In 2016, Dieter Grimm's book "Europa ja – aber welches?” was published by Verlag C.H. Beck. It is now available in English from Oxford University Press under the title "The Constitution of European Democracy".
The event is part of the Berlin Science Week (1-10 November 2017).
Dieter Grimm teaches constitutional law at Humboldt University Berlin and at the Yale Law School. From 1987 to 1999 he served as Justice of the Federal Constitutional Court of Germany. He holds a law degree and a doctoral from the University of Frankfurt and an LL.M. degree from Harvard Law School. He has been a visiting professor in many universities such as Harvard, New York University, the University of Toronto, the University La Sapienza in Rome, the Indian National Law School in Kolkatta, Seoul National University, Beijing University, Renmin University Beijing etc. Dieter Grimm holds honorary doctoral degrees from the universities of Toronto, Göttingen, Porto Alegre and Bucharest. He is a member of the Berlin-Brandenburgische Akademie der Wissenschaften, the Academia Europaea and the American Academy of Arts and Sciences.
Mark Dawson is Professor of European Law and Governance at the Hertie School. His research focuses on the relationship between law and policymaking in the EU, particularly economic governance and human rights protection. He is the Principle Investigator of LEVIATHAN, a research project exploring the legal and political accountability structure of EU economic governance.

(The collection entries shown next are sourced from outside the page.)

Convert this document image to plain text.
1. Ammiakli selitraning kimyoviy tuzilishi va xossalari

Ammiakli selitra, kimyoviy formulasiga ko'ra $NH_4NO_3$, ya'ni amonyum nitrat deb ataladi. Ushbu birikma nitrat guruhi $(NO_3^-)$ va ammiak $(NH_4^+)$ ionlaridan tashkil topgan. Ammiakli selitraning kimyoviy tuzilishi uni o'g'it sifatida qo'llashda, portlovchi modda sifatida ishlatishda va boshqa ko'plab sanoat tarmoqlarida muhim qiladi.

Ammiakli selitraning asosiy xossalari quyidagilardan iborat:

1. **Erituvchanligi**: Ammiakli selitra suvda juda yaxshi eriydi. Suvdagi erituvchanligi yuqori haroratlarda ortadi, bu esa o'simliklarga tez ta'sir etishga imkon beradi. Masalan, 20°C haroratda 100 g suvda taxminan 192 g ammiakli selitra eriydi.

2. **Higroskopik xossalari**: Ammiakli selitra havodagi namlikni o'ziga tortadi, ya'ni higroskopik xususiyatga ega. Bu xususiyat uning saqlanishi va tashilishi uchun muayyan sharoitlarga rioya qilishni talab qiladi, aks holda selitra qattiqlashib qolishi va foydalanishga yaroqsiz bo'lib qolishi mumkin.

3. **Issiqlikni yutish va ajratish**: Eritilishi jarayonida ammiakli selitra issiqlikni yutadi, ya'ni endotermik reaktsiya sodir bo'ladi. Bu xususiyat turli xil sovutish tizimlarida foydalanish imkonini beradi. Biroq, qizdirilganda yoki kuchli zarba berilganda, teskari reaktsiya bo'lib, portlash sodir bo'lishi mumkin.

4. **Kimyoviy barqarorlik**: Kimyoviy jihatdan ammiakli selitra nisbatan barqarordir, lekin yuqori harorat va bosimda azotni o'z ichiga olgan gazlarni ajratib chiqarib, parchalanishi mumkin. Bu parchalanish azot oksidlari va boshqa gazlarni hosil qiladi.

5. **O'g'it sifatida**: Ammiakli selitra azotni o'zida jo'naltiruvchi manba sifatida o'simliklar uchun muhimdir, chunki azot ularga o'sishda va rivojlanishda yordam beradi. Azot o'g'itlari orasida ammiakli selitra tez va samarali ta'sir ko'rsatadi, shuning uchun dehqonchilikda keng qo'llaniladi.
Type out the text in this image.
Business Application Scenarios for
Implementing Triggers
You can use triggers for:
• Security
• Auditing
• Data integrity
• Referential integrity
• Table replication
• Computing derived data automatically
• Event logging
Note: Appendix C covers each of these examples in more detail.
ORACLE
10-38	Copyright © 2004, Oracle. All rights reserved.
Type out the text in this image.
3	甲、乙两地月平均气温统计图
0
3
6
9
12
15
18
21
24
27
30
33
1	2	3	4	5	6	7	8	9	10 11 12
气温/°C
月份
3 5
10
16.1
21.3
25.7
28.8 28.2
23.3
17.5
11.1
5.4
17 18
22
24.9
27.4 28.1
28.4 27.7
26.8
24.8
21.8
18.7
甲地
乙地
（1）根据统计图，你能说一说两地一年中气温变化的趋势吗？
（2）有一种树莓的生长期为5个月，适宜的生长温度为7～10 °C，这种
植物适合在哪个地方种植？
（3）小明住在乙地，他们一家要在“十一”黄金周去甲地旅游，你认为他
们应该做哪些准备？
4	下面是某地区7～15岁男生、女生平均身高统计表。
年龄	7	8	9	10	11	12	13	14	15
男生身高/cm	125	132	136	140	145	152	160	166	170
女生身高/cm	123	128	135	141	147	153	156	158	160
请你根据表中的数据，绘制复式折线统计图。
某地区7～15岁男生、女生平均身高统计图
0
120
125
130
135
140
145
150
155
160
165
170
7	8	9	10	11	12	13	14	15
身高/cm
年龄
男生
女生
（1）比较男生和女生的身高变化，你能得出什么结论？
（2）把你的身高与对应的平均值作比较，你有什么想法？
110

Dilek Kurban is a Fellow at the Hertie School. She is a legal scholar with research interests in the European Court of Human Rights, legal mobilisation, forced displacement, minority rights and human rights abuses during ethnic conflicts. She is specialised on Turkey. She is a member of the European Commission’s Network of Independent Experts in the Non-Discrimination Field.
Helmut K. Anheier is President of the Hertie School and Professor of Sociology. His research centres on indicator systems, social innovation, culture, philanthropy, and organisational studies. He also holds a Chair of Sociology at Heidelberg University and serves as Academic Director of the Centre for Social Investment.